Previously, due to the load of traditional analysis capabilities, it was difficult for doctors to do such analysis; now, with the assistance of artificial intelligence (AI) and big data, we are beginning to be able to do it. This combination will produce a lot of knowledge in one fell swoop that surpasses today's medicine.
In the past, medical knowledge relied on a series of cell experiments, animal experiments, and clinical trials to accumulate bit by bit. Now we can rely on AI and big data to tell doctors many phenomena that were invisible in the past. These phenomena allow experts to return to the laboratory to verify whether the phenomenon is correct, forming a positive cycle. Test 2: Old diagnostic standards need to be renovated
Nowadays, popular wearable devices can continuously generate physiological monitoring numbers. One patient was very conscientious and took needles to measure his blood sugar every day. When he came back for a three-month visit, he showed the doctor a long record sheet. To be honest, when he saw a long list of hundreds of numbers, the doctor could only glance at it a few times. Give a vague comment: "Not bad!"

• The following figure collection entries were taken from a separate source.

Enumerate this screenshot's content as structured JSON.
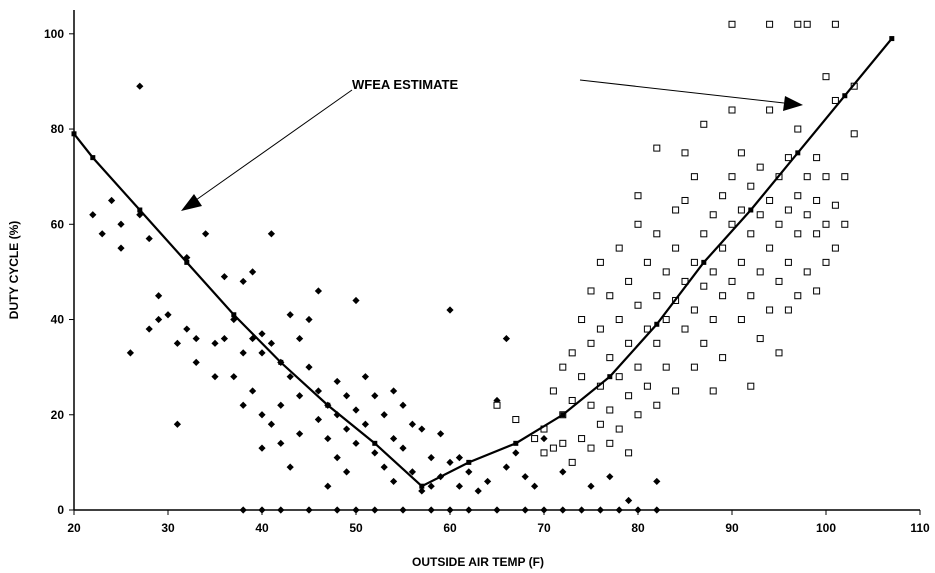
{
  "chart_data": {
    "type": "scatter",
    "title": "",
    "xlabel": "OUTSIDE AIR TEMP (F)",
    "ylabel": "DUTY CYCLE (%)",
    "xlim": [
      20,
      110
    ],
    "ylim": [
      0,
      105
    ],
    "xticks": [
      "20",
      "30",
      "40",
      "50",
      "60",
      "70",
      "80",
      "90",
      "100",
      "110"
    ],
    "yticks": [
      "0",
      "20",
      "40",
      "60",
      "80",
      "100"
    ],
    "grid": false,
    "legend": "none",
    "annotation": "WFEA ESTIMATE",
    "series": [
      {
        "marker": "filled-diamond",
        "color": "#000000",
        "points": [
          [
            22,
            62
          ],
          [
            23,
            58
          ],
          [
            24,
            65
          ],
          [
            25,
            55
          ],
          [
            25,
            60
          ],
          [
            26,
            33
          ],
          [
            27,
            62
          ],
          [
            27,
            89
          ],
          [
            28,
            57
          ],
          [
            28,
            38
          ],
          [
            29,
            40
          ],
          [
            29,
            45
          ],
          [
            30,
            41
          ],
          [
            31,
            35
          ],
          [
            31,
            18
          ],
          [
            32,
            53
          ],
          [
            32,
            38
          ],
          [
            33,
            36
          ],
          [
            33,
            31
          ],
          [
            34,
            58
          ],
          [
            35,
            35
          ],
          [
            35,
            28
          ],
          [
            36,
            49
          ],
          [
            36,
            36
          ],
          [
            37,
            40
          ],
          [
            37,
            28
          ],
          [
            38,
            33
          ],
          [
            38,
            48
          ],
          [
            38,
            22
          ],
          [
            39,
            36
          ],
          [
            39,
            50
          ],
          [
            39,
            25
          ],
          [
            40,
            37
          ],
          [
            40,
            33
          ],
          [
            40,
            20
          ],
          [
            40,
            13
          ],
          [
            41,
            58
          ],
          [
            41,
            35
          ],
          [
            41,
            18
          ],
          [
            42,
            31
          ],
          [
            42,
            22
          ],
          [
            42,
            14
          ],
          [
            43,
            41
          ],
          [
            43,
            28
          ],
          [
            43,
            9
          ],
          [
            44,
            36
          ],
          [
            44,
            24
          ],
          [
            44,
            16
          ],
          [
            45,
            30
          ],
          [
            45,
            40
          ],
          [
            46,
            25
          ],
          [
            46,
            19
          ],
          [
            46,
            46
          ],
          [
            47,
            22
          ],
          [
            47,
            15
          ],
          [
            47,
            5
          ],
          [
            48,
            27
          ],
          [
            48,
            20
          ],
          [
            48,
            11
          ],
          [
            49,
            24
          ],
          [
            49,
            17
          ],
          [
            49,
            8
          ],
          [
            50,
            44
          ],
          [
            50,
            21
          ],
          [
            50,
            14
          ],
          [
            51,
            28
          ],
          [
            51,
            18
          ],
          [
            52,
            24
          ],
          [
            52,
            12
          ],
          [
            53,
            20
          ],
          [
            53,
            9
          ],
          [
            54,
            25
          ],
          [
            54,
            15
          ],
          [
            54,
            6
          ],
          [
            55,
            22
          ],
          [
            55,
            13
          ],
          [
            56,
            18
          ],
          [
            56,
            8
          ],
          [
            57,
            17
          ],
          [
            57,
            4
          ],
          [
            58,
            11
          ],
          [
            58,
            5
          ],
          [
            59,
            16
          ],
          [
            59,
            7
          ],
          [
            60,
            42
          ],
          [
            60,
            10
          ],
          [
            61,
            11
          ],
          [
            61,
            5
          ],
          [
            62,
            8
          ],
          [
            63,
            4
          ],
          [
            64,
            6
          ],
          [
            65,
            23
          ],
          [
            66,
            36
          ],
          [
            66,
            9
          ],
          [
            67,
            12
          ],
          [
            68,
            7
          ],
          [
            69,
            5
          ],
          [
            70,
            15
          ],
          [
            72,
            8
          ],
          [
            75,
            5
          ],
          [
            77,
            7
          ],
          [
            79,
            2
          ],
          [
            82,
            6
          ]
        ]
      },
      {
        "marker": "open-square",
        "color": "#000000",
        "points": [
          [
            65,
            22
          ],
          [
            67,
            19
          ],
          [
            69,
            15
          ],
          [
            70,
            12
          ],
          [
            70,
            17
          ],
          [
            71,
            13
          ],
          [
            71,
            25
          ],
          [
            72,
            30
          ],
          [
            72,
            14
          ],
          [
            72,
            20
          ],
          [
            73,
            33
          ],
          [
            73,
            23
          ],
          [
            73,
            10
          ],
          [
            74,
            28
          ],
          [
            74,
            15
          ],
          [
            74,
            40
          ],
          [
            75,
            35
          ],
          [
            75,
            22
          ],
          [
            75,
            13
          ],
          [
            75,
            46
          ],
          [
            76,
            38
          ],
          [
            76,
            26
          ],
          [
            76,
            18
          ],
          [
            76,
            52
          ],
          [
            77,
            32
          ],
          [
            77,
            45
          ],
          [
            77,
            21
          ],
          [
            77,
            14
          ],
          [
            78,
            40
          ],
          [
            78,
            28
          ],
          [
            78,
            55
          ],
          [
            78,
            17
          ],
          [
            79,
            35
          ],
          [
            79,
            48
          ],
          [
            79,
            24
          ],
          [
            79,
            12
          ],
          [
            80,
            43
          ],
          [
            80,
            30
          ],
          [
            80,
            60
          ],
          [
            80,
            20
          ],
          [
            80,
            66
          ],
          [
            81,
            38
          ],
          [
            81,
            52
          ],
          [
            81,
            26
          ],
          [
            82,
            45
          ],
          [
            82,
            35
          ],
          [
            82,
            58
          ],
          [
            82,
            76
          ],
          [
            82,
            22
          ],
          [
            83,
            50
          ],
          [
            83,
            40
          ],
          [
            83,
            30
          ],
          [
            84,
            55
          ],
          [
            84,
            44
          ],
          [
            84,
            63
          ],
          [
            84,
            25
          ],
          [
            85,
            48
          ],
          [
            85,
            38
          ],
          [
            85,
            65
          ],
          [
            85,
            75
          ],
          [
            86,
            52
          ],
          [
            86,
            42
          ],
          [
            86,
            30
          ],
          [
            86,
            70
          ],
          [
            87,
            58
          ],
          [
            87,
            47
          ],
          [
            87,
            35
          ],
          [
            87,
            81
          ],
          [
            88,
            62
          ],
          [
            88,
            50
          ],
          [
            88,
            40
          ],
          [
            88,
            25
          ],
          [
            89,
            55
          ],
          [
            89,
            45
          ],
          [
            89,
            66
          ],
          [
            89,
            32
          ],
          [
            90,
            60
          ],
          [
            90,
            48
          ],
          [
            90,
            70
          ],
          [
            90,
            84
          ],
          [
            90,
            102
          ],
          [
            91,
            52
          ],
          [
            91,
            40
          ],
          [
            91,
            63
          ],
          [
            91,
            75
          ],
          [
            92,
            58
          ],
          [
            92,
            45
          ],
          [
            92,
            68
          ],
          [
            92,
            26
          ],
          [
            93,
            62
          ],
          [
            93,
            50
          ],
          [
            93,
            72
          ],
          [
            93,
            36
          ],
          [
            94,
            55
          ],
          [
            94,
            65
          ],
          [
            94,
            42
          ],
          [
            94,
            84
          ],
          [
            94,
            102
          ],
          [
            95,
            60
          ],
          [
            95,
            48
          ],
          [
            95,
            70
          ],
          [
            95,
            33
          ],
          [
            96,
            63
          ],
          [
            96,
            52
          ],
          [
            96,
            74
          ],
          [
            96,
            42
          ],
          [
            97,
            58
          ],
          [
            97,
            66
          ],
          [
            97,
            45
          ],
          [
            97,
            80
          ],
          [
            97,
            102
          ],
          [
            98,
            62
          ],
          [
            98,
            50
          ],
          [
            98,
            70
          ],
          [
            98,
            102
          ],
          [
            99,
            58
          ],
          [
            99,
            46
          ],
          [
            99,
            65
          ],
          [
            99,
            74
          ],
          [
            100,
            60
          ],
          [
            100,
            52
          ],
          [
            100,
            70
          ],
          [
            100,
            91
          ],
          [
            101,
            55
          ],
          [
            101,
            64
          ],
          [
            101,
            102
          ],
          [
            101,
            86
          ],
          [
            102,
            60
          ],
          [
            102,
            70
          ],
          [
            103,
            79
          ],
          [
            103,
            89
          ]
        ]
      },
      {
        "marker": "filled-diamond-baseline",
        "color": "#000000",
        "points": [
          [
            38,
            0
          ],
          [
            40,
            0
          ],
          [
            42,
            0
          ],
          [
            45,
            0
          ],
          [
            48,
            0
          ],
          [
            50,
            0
          ],
          [
            52,
            0
          ],
          [
            55,
            0
          ],
          [
            58,
            0
          ],
          [
            60,
            0
          ],
          [
            62,
            0
          ],
          [
            65,
            0
          ],
          [
            68,
            0
          ],
          [
            70,
            0
          ],
          [
            72,
            0
          ],
          [
            74,
            0
          ],
          [
            76,
            0
          ],
          [
            78,
            0
          ],
          [
            80,
            0
          ],
          [
            82,
            0
          ]
        ]
      },
      {
        "name": "WFEA ESTIMATE",
        "marker": "line",
        "color": "#000000",
        "points": [
          [
            20,
            79
          ],
          [
            22,
            74
          ],
          [
            27,
            63
          ],
          [
            32,
            52
          ],
          [
            37,
            41
          ],
          [
            42,
            31
          ],
          [
            47,
            22
          ],
          [
            52,
            14
          ],
          [
            57,
            5
          ],
          [
            62,
            10
          ],
          [
            67,
            14
          ],
          [
            72,
            20
          ],
          [
            77,
            28
          ],
          [
            82,
            39
          ],
          [
            87,
            52
          ],
          [
            92,
            63
          ],
          [
            97,
            75
          ],
          [
            102,
            87
          ],
          [
            107,
            99
          ]
        ]
      }
    ]
  }
}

In medicine, the average value of the long-term trend is used to simplify the analysis strategy, and glycated hemoglobin is used as the average value of blood glucose measurement as the judgment standard. But here comes the problem. Some patients have really good control and their values ??are stable; some people have low values ??yesterday and high values ??today. It is normal to add up and divide by two; some patients have high and low values ??throughout the day, and the overall sum is This is normal. In fact, the clinical significance of these conditions is completely different.